L’incontro, intitolato “L’umanità oltre la guerra”, si terrà martedì 27 gennaio alle 18 nella Sala Primo Levi della Biblioteca Archimede (piazza Campidoglio 50). A condurre la conversazione sarà lo storico Silvio Bertotto, che accompagnerà il pubblico in un percorso di ricostruzione storica e interpretazione culturale di un fenomeno spesso relegato ai margini della narrazione ufficiale del secondo conflitto mondiale.
Dopo l’8 settembre 1943, il Nord Italia divenne luogo di transito, internamento e fuga per migliaia di soldati alleati catturati dalle forze dell’Asse. Nel Torinese, come in molte altre aree del Piemonte, la presenza di prigionieri britannici incrociò la vita quotidiana delle comunità locali, generando una trama complessa di rapporti: dalla sorveglianza militare alle reti di solidarietà, dall’aiuto spontaneo dei civili alle forme di resistenza silenziosa.

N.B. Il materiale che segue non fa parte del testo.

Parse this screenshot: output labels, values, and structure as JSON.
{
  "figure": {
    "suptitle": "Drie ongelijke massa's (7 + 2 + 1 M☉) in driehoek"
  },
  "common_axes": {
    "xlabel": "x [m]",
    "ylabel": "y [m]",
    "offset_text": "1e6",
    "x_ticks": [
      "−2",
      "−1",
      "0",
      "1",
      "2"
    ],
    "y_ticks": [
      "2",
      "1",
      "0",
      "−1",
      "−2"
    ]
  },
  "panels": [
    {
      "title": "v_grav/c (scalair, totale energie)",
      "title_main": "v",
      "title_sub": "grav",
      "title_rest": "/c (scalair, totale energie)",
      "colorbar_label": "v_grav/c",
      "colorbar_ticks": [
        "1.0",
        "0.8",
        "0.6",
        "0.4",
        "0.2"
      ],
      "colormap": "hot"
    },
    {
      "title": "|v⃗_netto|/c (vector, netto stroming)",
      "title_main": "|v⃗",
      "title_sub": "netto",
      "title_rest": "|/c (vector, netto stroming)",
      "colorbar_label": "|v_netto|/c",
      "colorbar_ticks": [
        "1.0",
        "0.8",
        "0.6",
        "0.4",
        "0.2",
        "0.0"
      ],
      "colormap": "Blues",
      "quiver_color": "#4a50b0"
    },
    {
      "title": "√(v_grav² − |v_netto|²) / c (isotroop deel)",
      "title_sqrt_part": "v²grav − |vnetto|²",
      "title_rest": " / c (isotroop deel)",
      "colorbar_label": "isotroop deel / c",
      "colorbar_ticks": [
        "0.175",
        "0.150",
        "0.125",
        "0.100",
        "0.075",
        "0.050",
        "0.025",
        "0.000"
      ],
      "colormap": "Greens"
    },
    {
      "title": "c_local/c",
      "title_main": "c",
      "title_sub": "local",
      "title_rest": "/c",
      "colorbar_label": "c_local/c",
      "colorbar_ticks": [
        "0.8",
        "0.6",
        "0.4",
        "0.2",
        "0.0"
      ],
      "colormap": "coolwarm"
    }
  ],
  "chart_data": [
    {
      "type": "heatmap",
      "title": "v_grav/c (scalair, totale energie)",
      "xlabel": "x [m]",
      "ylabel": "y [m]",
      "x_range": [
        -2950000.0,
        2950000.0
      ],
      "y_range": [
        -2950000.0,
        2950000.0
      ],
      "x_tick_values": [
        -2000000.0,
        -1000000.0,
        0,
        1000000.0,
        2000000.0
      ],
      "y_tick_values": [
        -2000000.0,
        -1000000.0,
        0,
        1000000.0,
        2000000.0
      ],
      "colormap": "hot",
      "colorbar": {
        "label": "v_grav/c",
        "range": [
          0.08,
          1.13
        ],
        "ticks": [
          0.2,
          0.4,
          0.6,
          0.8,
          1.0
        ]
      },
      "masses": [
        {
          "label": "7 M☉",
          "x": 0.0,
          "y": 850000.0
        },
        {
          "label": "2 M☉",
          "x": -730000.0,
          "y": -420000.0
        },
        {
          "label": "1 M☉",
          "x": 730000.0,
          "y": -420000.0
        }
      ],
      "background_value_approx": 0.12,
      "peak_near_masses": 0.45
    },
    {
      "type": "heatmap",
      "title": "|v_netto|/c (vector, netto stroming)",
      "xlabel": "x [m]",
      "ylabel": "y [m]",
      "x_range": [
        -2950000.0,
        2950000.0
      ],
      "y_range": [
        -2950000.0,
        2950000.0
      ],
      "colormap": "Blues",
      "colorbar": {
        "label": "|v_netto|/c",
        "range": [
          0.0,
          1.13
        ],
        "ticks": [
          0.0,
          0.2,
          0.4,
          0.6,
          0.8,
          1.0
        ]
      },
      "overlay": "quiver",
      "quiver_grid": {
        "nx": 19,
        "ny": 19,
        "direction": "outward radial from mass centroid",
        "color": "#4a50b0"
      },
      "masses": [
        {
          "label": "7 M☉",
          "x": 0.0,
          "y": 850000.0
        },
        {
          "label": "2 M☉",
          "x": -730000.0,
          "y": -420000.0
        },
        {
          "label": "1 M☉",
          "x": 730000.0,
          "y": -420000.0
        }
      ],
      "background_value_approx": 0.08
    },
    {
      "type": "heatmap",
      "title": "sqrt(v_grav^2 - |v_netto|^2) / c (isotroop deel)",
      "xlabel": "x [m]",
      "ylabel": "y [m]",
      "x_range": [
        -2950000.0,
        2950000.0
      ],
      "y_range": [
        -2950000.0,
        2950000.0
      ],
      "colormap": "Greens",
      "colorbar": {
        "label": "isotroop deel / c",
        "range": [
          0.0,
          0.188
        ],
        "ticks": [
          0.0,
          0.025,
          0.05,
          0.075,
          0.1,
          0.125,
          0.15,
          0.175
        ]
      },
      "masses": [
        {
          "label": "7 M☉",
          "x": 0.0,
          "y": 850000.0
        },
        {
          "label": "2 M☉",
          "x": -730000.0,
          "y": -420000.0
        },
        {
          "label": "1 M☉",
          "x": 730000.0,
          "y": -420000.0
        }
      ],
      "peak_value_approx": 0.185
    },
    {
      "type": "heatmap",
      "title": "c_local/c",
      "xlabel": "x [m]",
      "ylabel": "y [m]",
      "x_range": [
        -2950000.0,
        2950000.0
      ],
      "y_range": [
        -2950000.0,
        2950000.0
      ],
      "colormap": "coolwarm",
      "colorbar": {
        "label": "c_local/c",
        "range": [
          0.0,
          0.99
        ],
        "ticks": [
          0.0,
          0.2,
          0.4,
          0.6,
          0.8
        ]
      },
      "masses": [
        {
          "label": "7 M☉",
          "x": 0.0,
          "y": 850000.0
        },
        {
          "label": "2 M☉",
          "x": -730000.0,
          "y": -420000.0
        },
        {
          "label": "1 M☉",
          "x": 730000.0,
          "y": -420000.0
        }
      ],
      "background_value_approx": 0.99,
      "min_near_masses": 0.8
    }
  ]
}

Il racconto proposto non si limita alla cronaca degli eventi, ma interroga il significato più profondo di quelle esperienze, mettendo in evidenza come, anche in un contesto dominato dalla violenza e dalla privazione della libertà, potessero emergere gesti di riconoscimento reciproco, empatia e dignità umana. È in questa zona di confine tra storia militare e storia sociale che il tema dell’umanità oltre la guerra acquista il suo valore più autentico.
Promosso dall’ANPI – Sezione Guerrino Nicoli di Settimo Torinese insieme alla Città di Settimo Torinese, con la collaborazione di Fondazione ECM, l’appuntamento si inserisce nel più ampio impegno civile e culturale del Giorno della Memoria: non solo commemorare, ma comprendere, restituendo voce anche a quelle storie minori che contribuiscono a definire la complessità dell’esperienza storica.
In un tempo in cui il ricordo rischia di ridursi a rituale, iniziative come questa ricordano che la memoria vive soprattutto nella capacità di riconoscere l’altro, anche quando la storia lo ha definito come nemico.